The work of taking care of hurting and suffering people can be a daunting task. Empathy fatigue, moral distress and emotional exhaustion can affect all those who stand beside patients whose pain and suffering touch us deeply. I recently became aware of brain studies done by German social neuroscientist Tania Singer, which showed that persons who show empathy to other persons in pain have the same neural response as the person in pain, just without the sensory experience. Just as suffering takes an emotional toll on patients, so it does on those giving care.
And here’s where the algebra comes in: G + T = C. This is the algebra of grace.
“G” stands for grace or gift. Our equation begins with the presupposition that life is a gift that comes to us freely and graciously from the Creator of all that is. Life has come to all of us as a gift. We did not earn it; we cannot buy it; it does not come through any achievement of our own. Indeed, though we have all the riches in the world, we cannot buy one more day of life. It comes to us as a gift. The greatest gifts of this grace-filled life are not in our bank accounts or the size of our homes, but are found daily in the natural world as we pause to look at the green of summer turning into the vibrancy of red, orange, yellow and brown. The greatest gifts are found among those who sit at our Thanksgiving table, sharing the love and bounty of the harvest season. The greatest gifts are found in those with whom we work, and play and worship — those friends who came into our lives as grace and have stayed to sustain us. Grace is all around us, gifts to be opened every day.
“T” stands for thanksgiving or gratitude, our natural response to life as gift. Gratitude flows from grace like rain falls from storm clouds. Gratitude is not something we have to do, not a duty to be checked off a list, but it is something we cannot help but do when we experience grace. Gratitude flows out of grace. This Thanksgiving season, think about the things you are grateful for, write those things down on paper, and then express your gratitude to your family for what they mean to you, your friends who are cherished gifts and a loving God who makes all things possible.
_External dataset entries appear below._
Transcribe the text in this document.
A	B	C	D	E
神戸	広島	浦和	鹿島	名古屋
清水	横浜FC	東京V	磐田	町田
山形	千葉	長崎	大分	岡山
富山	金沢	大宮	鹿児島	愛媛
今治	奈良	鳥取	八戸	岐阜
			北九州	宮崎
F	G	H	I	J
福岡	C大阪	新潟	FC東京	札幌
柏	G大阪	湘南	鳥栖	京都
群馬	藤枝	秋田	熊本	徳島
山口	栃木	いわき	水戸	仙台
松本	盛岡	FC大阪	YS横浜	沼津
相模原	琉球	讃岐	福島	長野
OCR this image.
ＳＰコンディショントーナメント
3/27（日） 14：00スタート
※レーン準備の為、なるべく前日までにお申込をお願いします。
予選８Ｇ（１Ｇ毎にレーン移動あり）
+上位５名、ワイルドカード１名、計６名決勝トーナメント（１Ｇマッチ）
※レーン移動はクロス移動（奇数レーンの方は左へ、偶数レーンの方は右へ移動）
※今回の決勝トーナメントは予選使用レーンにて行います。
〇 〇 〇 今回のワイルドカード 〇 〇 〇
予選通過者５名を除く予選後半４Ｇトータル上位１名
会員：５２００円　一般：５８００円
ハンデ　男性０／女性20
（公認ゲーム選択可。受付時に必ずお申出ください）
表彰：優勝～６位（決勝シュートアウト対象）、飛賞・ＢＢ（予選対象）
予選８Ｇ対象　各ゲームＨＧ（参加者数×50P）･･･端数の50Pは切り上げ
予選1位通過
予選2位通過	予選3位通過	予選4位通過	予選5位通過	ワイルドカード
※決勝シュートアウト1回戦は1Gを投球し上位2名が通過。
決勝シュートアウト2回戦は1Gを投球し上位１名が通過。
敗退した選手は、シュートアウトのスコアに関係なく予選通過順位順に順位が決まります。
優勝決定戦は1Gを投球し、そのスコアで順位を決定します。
“C” is for compassion. “G” plus “T” equals “C,” and then, with grace in our hearts and gratitude on our lips, we offer compassion to those under our care. Now, at the end of our equation, compassion is not something we have to talk ourselves into, but it flows out of grace and gratitude. Allow me to turn the words of 1 Peter 4:10 into a prayer for all of us:
Dear Giver of all good gifts, as each has received a gift, may we use it to serve one another. Amen.
The Rev. Joel Sturtevant, D.Min., C.T., is The Rev. William J. Schultz community service chaplain, Norton Healthcare.